Editor’s note: There are corrections for this story at the end of it.
Sean Sweeney isn’t planning on dining at Lola anytime soon.
“I don’t want spittle in my grits,” he said.
Indeed, Mr. Sweeney probably would be persona non grata at the controversial soul-food restaurant at 15 Watts Street in SoHo, which finally opened for business, much to his chagrin, nine weeks ago.
Mom-and-pop proprietors Tom Patrick-Odeen and Gayle Patrick-Odeen have told The Observer that their longtime neighborhood activist foe would be treated like any other customer—if, that is, he ever dared to tiptoe through the front door.

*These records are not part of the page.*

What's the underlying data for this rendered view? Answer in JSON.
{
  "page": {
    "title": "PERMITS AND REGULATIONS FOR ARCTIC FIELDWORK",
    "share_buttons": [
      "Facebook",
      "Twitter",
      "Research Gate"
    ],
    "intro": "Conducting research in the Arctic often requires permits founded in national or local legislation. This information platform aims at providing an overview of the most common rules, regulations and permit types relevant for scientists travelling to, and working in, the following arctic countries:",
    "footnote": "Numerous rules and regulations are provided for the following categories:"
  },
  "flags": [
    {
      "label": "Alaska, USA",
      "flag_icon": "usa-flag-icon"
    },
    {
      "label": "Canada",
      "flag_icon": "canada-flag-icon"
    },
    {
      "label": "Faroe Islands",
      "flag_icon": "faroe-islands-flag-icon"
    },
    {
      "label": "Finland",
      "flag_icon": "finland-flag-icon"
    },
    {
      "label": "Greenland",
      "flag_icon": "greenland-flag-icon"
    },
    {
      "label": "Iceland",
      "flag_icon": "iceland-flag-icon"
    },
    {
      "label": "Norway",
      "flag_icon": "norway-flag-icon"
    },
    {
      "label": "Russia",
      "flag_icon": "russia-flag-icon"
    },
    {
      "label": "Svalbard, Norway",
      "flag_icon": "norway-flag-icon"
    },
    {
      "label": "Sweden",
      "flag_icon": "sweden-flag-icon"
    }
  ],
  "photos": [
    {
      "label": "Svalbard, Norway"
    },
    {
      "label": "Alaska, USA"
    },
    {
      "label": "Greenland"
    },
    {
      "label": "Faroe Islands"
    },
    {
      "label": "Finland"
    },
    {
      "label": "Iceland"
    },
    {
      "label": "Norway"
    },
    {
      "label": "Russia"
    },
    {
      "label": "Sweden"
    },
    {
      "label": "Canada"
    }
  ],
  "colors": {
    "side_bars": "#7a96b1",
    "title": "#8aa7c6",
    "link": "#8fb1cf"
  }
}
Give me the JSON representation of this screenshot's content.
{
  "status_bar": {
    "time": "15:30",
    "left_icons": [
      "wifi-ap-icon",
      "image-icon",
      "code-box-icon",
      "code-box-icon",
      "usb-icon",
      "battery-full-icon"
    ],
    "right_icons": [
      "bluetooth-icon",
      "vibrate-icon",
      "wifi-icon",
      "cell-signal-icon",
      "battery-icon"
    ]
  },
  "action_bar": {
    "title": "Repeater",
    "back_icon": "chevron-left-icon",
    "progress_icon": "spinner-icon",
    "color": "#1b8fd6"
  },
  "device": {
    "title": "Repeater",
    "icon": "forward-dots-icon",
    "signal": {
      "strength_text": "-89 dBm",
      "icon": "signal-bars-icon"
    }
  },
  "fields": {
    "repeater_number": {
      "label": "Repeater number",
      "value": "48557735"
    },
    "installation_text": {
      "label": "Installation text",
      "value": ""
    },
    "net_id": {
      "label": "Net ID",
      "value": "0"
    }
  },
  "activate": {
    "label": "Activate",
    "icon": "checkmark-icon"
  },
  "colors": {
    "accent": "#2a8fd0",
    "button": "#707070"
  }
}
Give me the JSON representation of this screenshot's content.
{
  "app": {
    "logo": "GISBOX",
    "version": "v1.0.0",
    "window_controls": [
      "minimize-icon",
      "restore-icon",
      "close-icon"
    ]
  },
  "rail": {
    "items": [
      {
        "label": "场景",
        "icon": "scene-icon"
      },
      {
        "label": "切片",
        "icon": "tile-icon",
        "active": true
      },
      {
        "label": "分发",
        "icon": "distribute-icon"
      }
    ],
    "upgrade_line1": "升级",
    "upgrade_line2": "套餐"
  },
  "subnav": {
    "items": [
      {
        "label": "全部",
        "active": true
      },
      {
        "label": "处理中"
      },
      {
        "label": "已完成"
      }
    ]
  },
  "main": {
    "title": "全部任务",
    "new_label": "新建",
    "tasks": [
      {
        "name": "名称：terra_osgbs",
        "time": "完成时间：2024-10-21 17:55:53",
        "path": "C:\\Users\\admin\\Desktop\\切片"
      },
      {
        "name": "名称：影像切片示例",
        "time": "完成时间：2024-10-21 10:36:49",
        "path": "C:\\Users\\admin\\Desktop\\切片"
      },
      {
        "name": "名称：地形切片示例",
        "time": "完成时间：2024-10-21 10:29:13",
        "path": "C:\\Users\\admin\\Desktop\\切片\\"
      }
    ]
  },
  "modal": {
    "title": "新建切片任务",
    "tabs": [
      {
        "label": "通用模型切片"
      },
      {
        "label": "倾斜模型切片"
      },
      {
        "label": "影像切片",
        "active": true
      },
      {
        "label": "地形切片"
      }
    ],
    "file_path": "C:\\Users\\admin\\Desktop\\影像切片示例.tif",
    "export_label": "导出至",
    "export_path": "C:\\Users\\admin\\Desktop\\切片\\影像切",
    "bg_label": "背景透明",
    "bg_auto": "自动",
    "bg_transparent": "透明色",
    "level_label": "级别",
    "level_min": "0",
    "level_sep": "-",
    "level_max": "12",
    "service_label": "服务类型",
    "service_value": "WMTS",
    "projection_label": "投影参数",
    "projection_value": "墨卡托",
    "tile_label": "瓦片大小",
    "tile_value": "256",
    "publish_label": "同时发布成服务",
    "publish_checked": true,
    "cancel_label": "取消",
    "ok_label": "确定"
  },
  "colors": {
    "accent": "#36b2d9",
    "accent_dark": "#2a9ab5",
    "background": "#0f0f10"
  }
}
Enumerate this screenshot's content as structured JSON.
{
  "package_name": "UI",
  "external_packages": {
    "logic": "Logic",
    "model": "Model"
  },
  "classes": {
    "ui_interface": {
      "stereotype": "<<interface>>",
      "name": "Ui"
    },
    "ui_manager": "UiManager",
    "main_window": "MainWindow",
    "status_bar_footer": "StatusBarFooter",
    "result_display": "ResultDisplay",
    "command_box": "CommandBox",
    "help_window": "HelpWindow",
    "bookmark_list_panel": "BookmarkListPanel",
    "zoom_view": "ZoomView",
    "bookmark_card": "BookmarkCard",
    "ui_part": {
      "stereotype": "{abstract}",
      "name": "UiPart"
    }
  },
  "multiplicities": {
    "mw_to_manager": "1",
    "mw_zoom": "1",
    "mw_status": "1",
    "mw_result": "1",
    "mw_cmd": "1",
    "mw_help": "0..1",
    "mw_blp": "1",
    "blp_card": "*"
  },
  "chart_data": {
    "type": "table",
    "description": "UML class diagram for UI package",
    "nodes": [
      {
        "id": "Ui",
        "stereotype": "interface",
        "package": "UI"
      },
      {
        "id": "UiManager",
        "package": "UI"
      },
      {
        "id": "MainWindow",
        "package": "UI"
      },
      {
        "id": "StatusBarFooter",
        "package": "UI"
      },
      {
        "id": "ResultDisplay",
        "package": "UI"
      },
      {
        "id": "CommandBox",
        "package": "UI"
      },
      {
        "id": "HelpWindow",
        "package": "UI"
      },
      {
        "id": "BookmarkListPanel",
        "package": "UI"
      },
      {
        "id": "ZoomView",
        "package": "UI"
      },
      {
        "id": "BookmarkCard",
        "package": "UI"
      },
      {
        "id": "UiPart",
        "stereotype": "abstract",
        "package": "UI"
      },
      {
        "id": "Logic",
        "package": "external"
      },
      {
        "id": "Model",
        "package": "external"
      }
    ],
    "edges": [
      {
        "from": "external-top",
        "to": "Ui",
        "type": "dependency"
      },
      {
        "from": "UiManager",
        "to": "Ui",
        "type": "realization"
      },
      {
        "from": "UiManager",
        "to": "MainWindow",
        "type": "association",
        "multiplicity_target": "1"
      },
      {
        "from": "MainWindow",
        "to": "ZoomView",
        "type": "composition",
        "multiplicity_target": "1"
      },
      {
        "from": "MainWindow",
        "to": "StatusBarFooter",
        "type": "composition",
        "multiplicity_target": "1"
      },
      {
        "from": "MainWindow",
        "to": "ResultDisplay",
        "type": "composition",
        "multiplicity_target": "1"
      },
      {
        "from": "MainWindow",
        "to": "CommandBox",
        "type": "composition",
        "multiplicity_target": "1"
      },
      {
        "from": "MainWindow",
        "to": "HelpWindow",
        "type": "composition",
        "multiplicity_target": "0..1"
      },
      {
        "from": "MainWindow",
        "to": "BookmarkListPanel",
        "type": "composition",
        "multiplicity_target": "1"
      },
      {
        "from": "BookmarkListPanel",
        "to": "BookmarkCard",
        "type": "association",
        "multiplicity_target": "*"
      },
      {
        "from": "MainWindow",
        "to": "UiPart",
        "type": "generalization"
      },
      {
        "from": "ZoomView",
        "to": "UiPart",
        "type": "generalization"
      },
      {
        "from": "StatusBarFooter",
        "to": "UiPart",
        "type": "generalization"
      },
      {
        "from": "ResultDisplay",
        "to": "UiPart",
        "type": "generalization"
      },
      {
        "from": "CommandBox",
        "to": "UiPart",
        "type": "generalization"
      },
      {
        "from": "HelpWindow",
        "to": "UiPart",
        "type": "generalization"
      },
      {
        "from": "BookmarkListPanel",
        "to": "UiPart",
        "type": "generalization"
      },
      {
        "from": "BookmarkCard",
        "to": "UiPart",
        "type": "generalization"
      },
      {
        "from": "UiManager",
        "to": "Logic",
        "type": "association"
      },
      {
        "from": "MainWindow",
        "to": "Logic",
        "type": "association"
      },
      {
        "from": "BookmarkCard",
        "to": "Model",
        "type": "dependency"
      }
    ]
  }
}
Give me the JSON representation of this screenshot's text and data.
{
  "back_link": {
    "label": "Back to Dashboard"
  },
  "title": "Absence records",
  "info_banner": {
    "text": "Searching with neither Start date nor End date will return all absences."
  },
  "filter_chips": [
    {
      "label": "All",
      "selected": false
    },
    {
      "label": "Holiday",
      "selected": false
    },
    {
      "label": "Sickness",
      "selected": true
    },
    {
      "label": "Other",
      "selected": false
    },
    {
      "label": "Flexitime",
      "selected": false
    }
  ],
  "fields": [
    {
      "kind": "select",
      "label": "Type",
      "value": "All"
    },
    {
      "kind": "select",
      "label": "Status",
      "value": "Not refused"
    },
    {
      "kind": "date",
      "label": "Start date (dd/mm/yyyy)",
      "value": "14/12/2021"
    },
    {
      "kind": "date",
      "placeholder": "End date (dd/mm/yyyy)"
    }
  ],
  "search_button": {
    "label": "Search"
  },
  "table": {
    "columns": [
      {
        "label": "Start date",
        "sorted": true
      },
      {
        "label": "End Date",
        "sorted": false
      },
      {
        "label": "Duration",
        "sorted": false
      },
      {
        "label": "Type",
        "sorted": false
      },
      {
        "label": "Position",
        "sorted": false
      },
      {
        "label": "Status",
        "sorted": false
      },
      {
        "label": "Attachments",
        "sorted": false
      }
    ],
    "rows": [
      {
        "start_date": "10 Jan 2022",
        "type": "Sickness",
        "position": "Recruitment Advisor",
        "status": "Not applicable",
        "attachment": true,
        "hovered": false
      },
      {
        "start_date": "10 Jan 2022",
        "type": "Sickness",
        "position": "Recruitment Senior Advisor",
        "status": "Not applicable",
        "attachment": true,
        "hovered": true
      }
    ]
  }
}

But, at this point, choking back spit would require some serious self-control.
After more than three years of costly legal bills and contentious hearings—at times intensified by racially charged rhetoric (“They tried to portray us as a hip-hop club,” Ms. Patrick-Odeen has claimed)—the bitter standoff continues.
On Wednesday, in fact, lawyers for both sides are scheduled to return to court, as Mr. Sweeney’s litigious, anti-bar-sprawl group, the SoHo Alliance, tries for a second time to nullify Lola’s liquor license.
The first round of lawsuits and subsequent appeals ultimately resulted in upholding the license, thus allowing the richly renovated 130-seat eatery to offer an extensive wine list and cocktail menu, featuring $14 martinis with such soulfully inspired titles as “Private Dancer” and “Sexual Healing.”
But, contrary to musical wisdom, Lola doesn’t always get what Lola wants.
The restaurant’s opponents find consolation in having pressured Lola to limit its hours to the very un-Manhattan-like closing time of 1 a.m. and to forgo its plans for outdoor drinking and dining altogether.
Perhaps most significantly, however, at least from Lola’s owners’ point of view, is the outright prohibition of live music—an especially tough blow for a venue formerly known for its “hand-clapping brunch that makes you want to dance,” as the Zagat Survey once put it. (That now-infamous blurb, culled from Lola’s former days in Chelsea, also became a point of contention in court, as neighbors including Mr. Sweeney voiced concerns about noise.)
“We’re struggling without live music,” said the demure Ms. Patrick-Odeen, as she sat by the bar on Sunday night flanked by her sharp-dressed husband and roughly a half-dozen bored-looking members of her wait staff.
The place was entirely devoid of diners when The Observer showed up at 7 p.m. Only a few other parties arrived—no more than five tables total—over the course of the next two hours.
No one danced. No one even clapped hands, as the soulful recordings of James Brown and Aretha Franklin played at a moderate volume in the background.
“Well, they should’ve thought of that three years ago when I warned them that we don’t want live music in SoHo,” said an unsympathetic Mr. Sweeney. “We don’t want to become Chelsea or the meat market.”
For Lola to legally stage live jazz bands again would likely require even more applications, hearings and regulatory lobbying, including a return trip to local Community Board 2. And guess who else would be there?
Cue Mr. Sweeney: “After this personal vilification and playing the race card, she wants us to do her a favor? Even if they were nice, we would probably say no.”
For the moment, at least, Lola attorney Eric Sherman is focused on simply keeping the pricey drinks flowing. (How else will they pay his hefty legal bill?)
The debate this week will center, as it did all along, on whether Lola’s license serves the “public interest,” given that the surrounding neighborhood already boasts a bunch of other bars.
Arguments will be heard by the same judge, Marilyn Shafer, who initially nixed Lola’s license in 2005.
“I think that, in light of the appellate division decision [which reinstated the license] and the arguments we’re presenting, that the court will come out differently,” Mr. Sherman said.
Opposing attorney Barry Mallin, meanwhile, isn’t content with the restrictions on Lola’s hours and music; he’s gearing up for the final death blow.
“I feel that we have gotten a victory in the sense that it may not be the kind of establishment that would cause a lot of noise in the community,” he said. “However, we still feel they should not have gotten the license in the first place.”
CORRECTION: The original article mischaracterized the roles of detractors and regulators in affecting some aspects of Lola’s operations. In fact, Lola’s owners voluntarily scaled back the restaurant’s closing time from 4 a.m. to 1 a.m. and further agreed to forgo outdoor dining amid public pressure but prior to the State Liquor Authority’s involvement and subsequent litigation. Also, the role of opposing attorney Barry Mallin was clarified. The Observer regrets the errors.